The U.S. Supreme Court heard oral arguments Oct. 8 on whether Title VII, applies to workplace discrimination based on sexual orientation and gender identity in the cases Bostock v. Clayton County and R.G. and G.R. Harris Funeral Homes, Inc. v. EEOC.
In a two-hour long session, justices heard and questioned the lawyers’ arguments from the two cases, one involving two men who were fired from their jobs after coming out as gay and the other involving a transgender woman who was fired after informing her boss of her intent to transition.
The ideological squabble that ensued not only kicked off the most impactful LGBTQ+ civil rights case in the U.S. to date, but also painted a picture of how harmful misperceptions toward sexual and gender minorities can manifest as laws and policies. As a trans person, this is not a picture I enjoy looking at.
Obergefell v. Hodges, the 2015 Supreme Court case that resulted in nationwide marriage equality, is hailed by many as the end-all of LGBTQ+ civil rights cases. The results of the cases heard last week, however, will have a much wider scope of impact — one that covers all LGBT+ people, not just those who plan on marrying a partner of the same gender.
“It seems likely the court will conclude that discrimination based on sex, as the statute describes it, includes discrimination against people who are gay or transgender,” Dwight Holton, former U.S. Attorney for the state of Oregon said. “This should mean sweeping protection for people in the LGBTQ community.”
The decisions on the cases won’t be announced until the end of June 2020. Though opinions of the justices appeared to be more or less evenly split, it seems possible that the outcome may hinge on conservative Justice Neil Gorsuch, who was appointed by President Trump.
Gorsuch suggested multiple times that the wording of Title VII may already encompass protections against discrimination based on sexual orientation and transgender status. It was, he said, “really close, really close.”
“Because it’s just a statute, it doesn’t have the same force as a constitutional decision,” Holton said, “but the application of federal law is pretty broad, so this should affect the vast majority of employers. And I see a zero percent chance that Congress would act to reverse a decision by the Court concluding that Title VII extends to protection for LGBTQ employees.”
Currently, there are 12 states that don’t offer any protection against employment discrimination based on sexual orientation or gender identity. Anti-discrimination laws upheld by some states cover sexual orientation but not gender identity, or vice versa, and many states have exemptions in place which limit how far these laws can extend. Title VII protections would offer LGBTQ+ people security in places without anti-discrimination laws applicable to them.
Aimee Stephens, the Respondent from R.G. and G.R. Harris Funeral Homes, Inc. v. EEOC, was fired from her six-year job at a funeral home after coming out to her boss as a trans woman.
“Stephens’ case serves as a prime example of the ongoing and everyday violence that is inflicted on transgender people,” Juniperangelica Cordova, the senior organizer of TRUTH, a leadership program for trans youth run by the Transgender Law Center said. “The fact that her case is about employment underlines how even when trans people attempt to support ourselves and become self-sustained, there are countless ways that this government allows obstacles to be thrown our way.”

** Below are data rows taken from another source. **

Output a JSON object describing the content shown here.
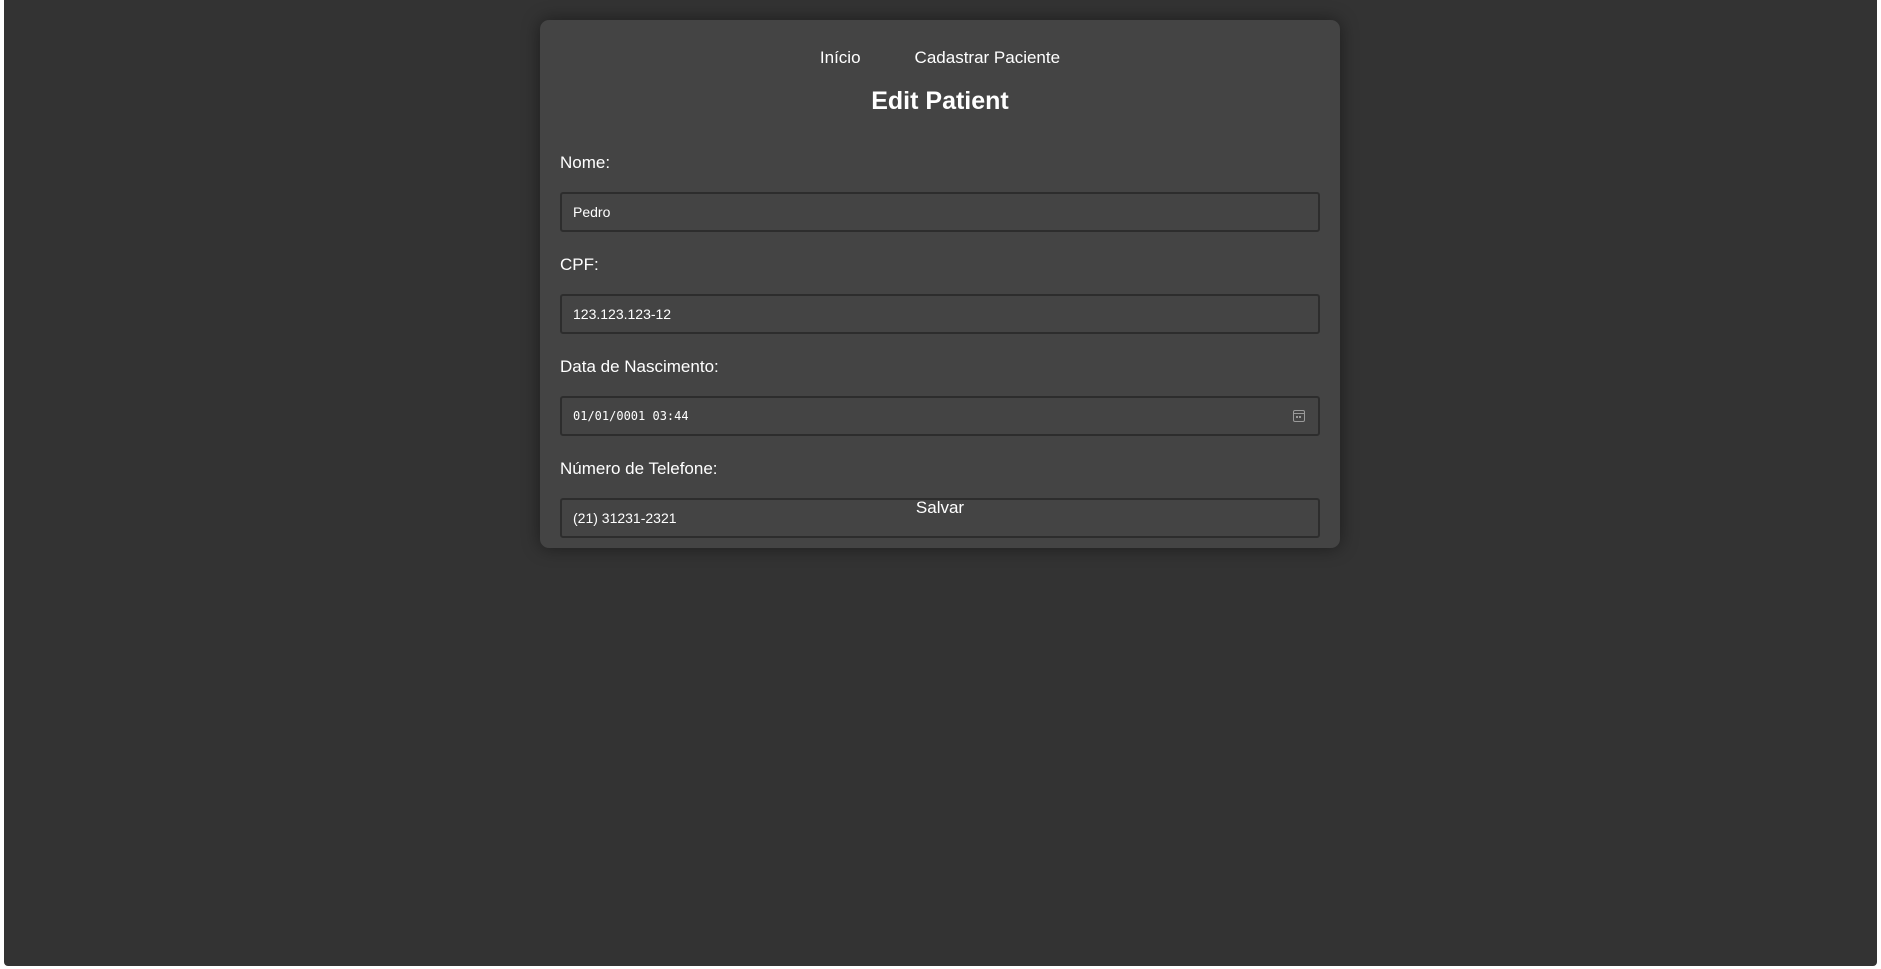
{
  "nav": {
    "home_label": "Início",
    "register_label": "Cadastrar Paciente"
  },
  "page": {
    "title": "Edit Patient"
  },
  "form": {
    "name": {
      "label": "Nome:",
      "value": "Pedro"
    },
    "cpf": {
      "label": "CPF:",
      "value": "123.123.123-12"
    },
    "birth_date": {
      "label": "Data de Nascimento:",
      "value": "01/01/0001 03:44",
      "icon": "calendar-icon"
    },
    "phone": {
      "label": "Número de Telefone:",
      "value": "(21) 31231-2321"
    },
    "save_label": "Salvar"
  },
  "colors": {
    "background": "#333333",
    "card": "#444444",
    "text": "#ffffff",
    "input_border": "#2d2d2d"
  }
}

When there are no laws in place preventing anti-LGBTQ+ discrimination in the workplace, Cordova said, people often have to choose between enduring a harmful work environment or risking the dangerous consequences that come with unemployment. “I’ve witnessed and experienced multiple instances of anti-trans actions that create a hostile workplace and lead to a lack of confidence or a fear for one’s safety,” she added.
Twenty trans people in the U.S. have been murdered this year, 19 of whom were black trans women. Violence impacts our communities at every level, and gets worse at the intersections of marginalized identities surrounding race, gender, and economic status. This means it’s crucial that LGBTQ+ people are able to access the security of employment without fear of discrimination.
Of course, this is not what conservative justices were concerned with last Tuesday. What worried them more were the issues of trans people’s participation in sports, dress codes, and, of course, bathrooms — topics that have nothing to do with the cases at hand but everything to do with the right wing’s stubborn animosity toward anyone who challenges traditional notions of gender and sexuality.
“You’re trying to change the meaning of what Congress understood sex to mean and what everybody understood,” Justice Samuel A. Alito Jr. said to a lawyer representing the two Petitioners from Bostock v. Clayton County and R.G. He said that if the Court interprets the 1964 statue to apply to discrimination based on sexual orientation, it “will be acting exactly like a legislature.”
At one point, Gorsuch advised justices to consider the “massive social upheaval” that would follow a ruling in the workers’ favor.
Job security brings with it the securities of housing, healthcare, and economic stability — factors that, for many LGBTQ+ people, can be matters of life or death. With this in mind, it seems that a massive social upheaval might be exactly what we need.